Asked about the murder of the seven students for their political views, Kırcı claimed it was not a massacre. “We went there to take revenge for two of our [ultranationalist] friends who were murdered. Two people lived in that house, not seven. What happened was a result of the internal dynamics of that night,” he said. Kırcı also went on to talk about other political murders that happened at the time and said: “As if only one massacre happened in this country. … This is the one that is always being highlighted.”
On October 8, 1978 seven members of the Labor Party of Turkey were murdered in a house in the Bahçelievler neighborhood of Ankara by a group of ultranationalists including Haluk Kırcı. The incident is widely known as the Bahçelievler massacre.
Asked about whether he was the instigator of an attack on journalist Can Dündar in front of a courthouse in 2016, Kırcı said he wasn’t. “What did they do to him? A man fired into the ground [aiming at Dündar’s legs] and they said I was the instigator. If I were, I would have had him killed. If I were to do it, I would do a clean job.”

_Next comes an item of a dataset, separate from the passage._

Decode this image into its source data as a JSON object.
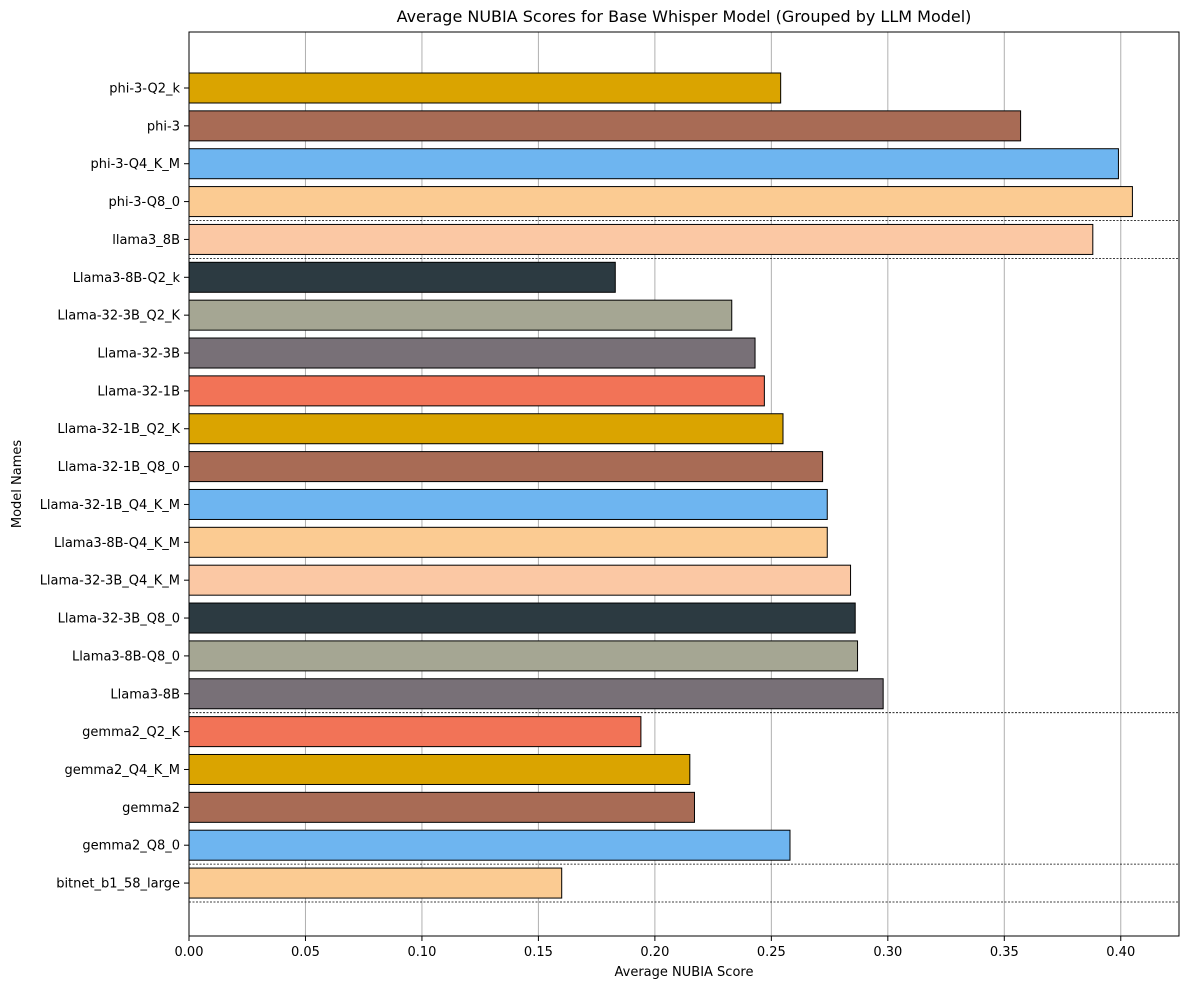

Dündar had been arrested and jailed for 92 days along with his colleague Erdem Gül from the Cumhuriyet daily for publishing a story on Turkish intelligence trucks carrying hidden weapons bound for Syria in early 2014. They were arrested on November 26, 2015 and released on February 26, 2016 following a Constitutional Court decision.
Shortly after his release and the attack, Dündar quit his position as the editor-in-chief of Cumhuriyet and left Turkey like scores of other journalists who were under government pressure.

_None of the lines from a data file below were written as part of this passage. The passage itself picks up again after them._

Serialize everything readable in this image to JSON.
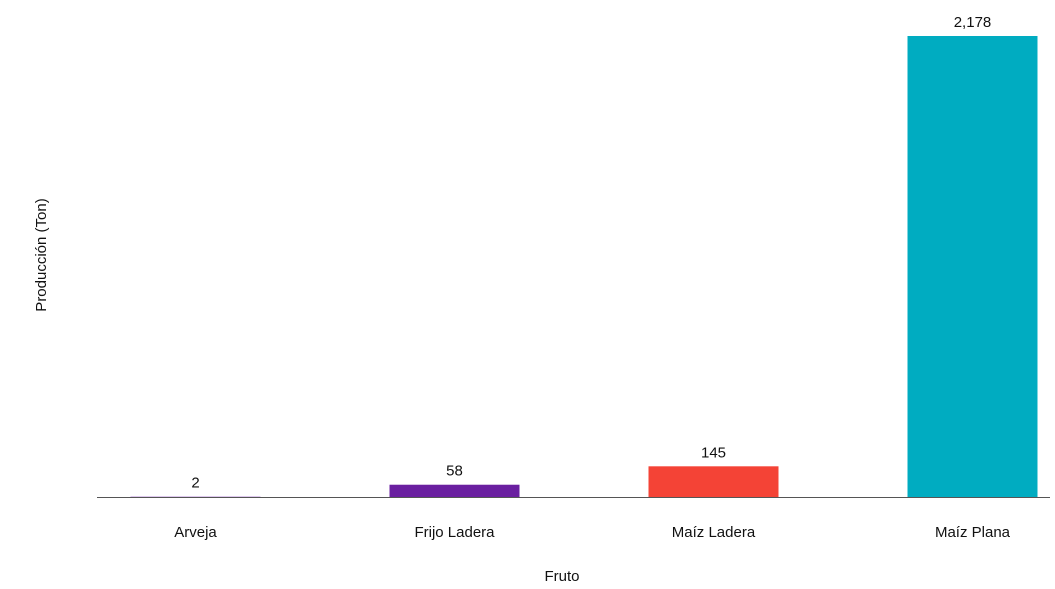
{
  "chart_data": {
    "type": "bar",
    "x_label": "Fruto",
    "y_label": "Producción (Ton)",
    "categories": [
      "Arveja",
      "Frijo Ladera",
      "Maíz Ladera",
      "Maíz Plana"
    ],
    "values": [
      2,
      58,
      145,
      2178
    ],
    "value_labels": [
      "2",
      "58",
      "145",
      "2,178"
    ],
    "colors": [
      "#b07cd8",
      "#6a1fa0",
      "#f44336",
      "#00acc1"
    ]
  }
}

The TV show drew a flurry of criticism. In a tweet Erol Önderoğlu, the Turkey representative of Reporters Without Borders (RSF), called on the Radio and Television Supreme Council (RTÜK) to review the show, saying, “We condemn Haber Global because of this interview, which created the impression that violence works and encourages would-be murderers.”
Journalist Çağlar Cilara tweeted: “In a country where the perpetrator of the Bahçelievler massacre can be hosted on a program without any issues, we are afraid of hosting people who would not even hurt an ant. This is what we are living through.”
Kırcı was convicted in the Bahçelievler case and given a death sentence for each murder in 1988. He was conditionally released in 1991. A court later decided that he had been released “by mistake” and issued an arrest warrant, but Kırcı did not return to prison and became a fugitive.
During the time Kırcı was on the run he got married in the eastern city of Erzurum. The provincial governor, Mehmet Ağar, who would later become interior minister, was his wedding witness. He was apprehended in İstanbul on January 25, 1996 but was able to “escape” the same day.
Kırcı was caught again in 1999. Five years later he was once again released “by mistake,” and an arrest warrant was issued for him upon the objection of the lawyers of the students who were murdered in Bahçelievler. In 2005 Kırcı was apprehended in Ukraine and deported to Turkey. He was sent to prison and released on May 2010 only to be rearrested in February 2011. He was released once again in February 2014.
Kırcı was dubbed “Idi Amin” by the ultranationalists after the notorious dictator of Uganda who, according to the International Commission of Jurists, was behind the death of some 300,000 people.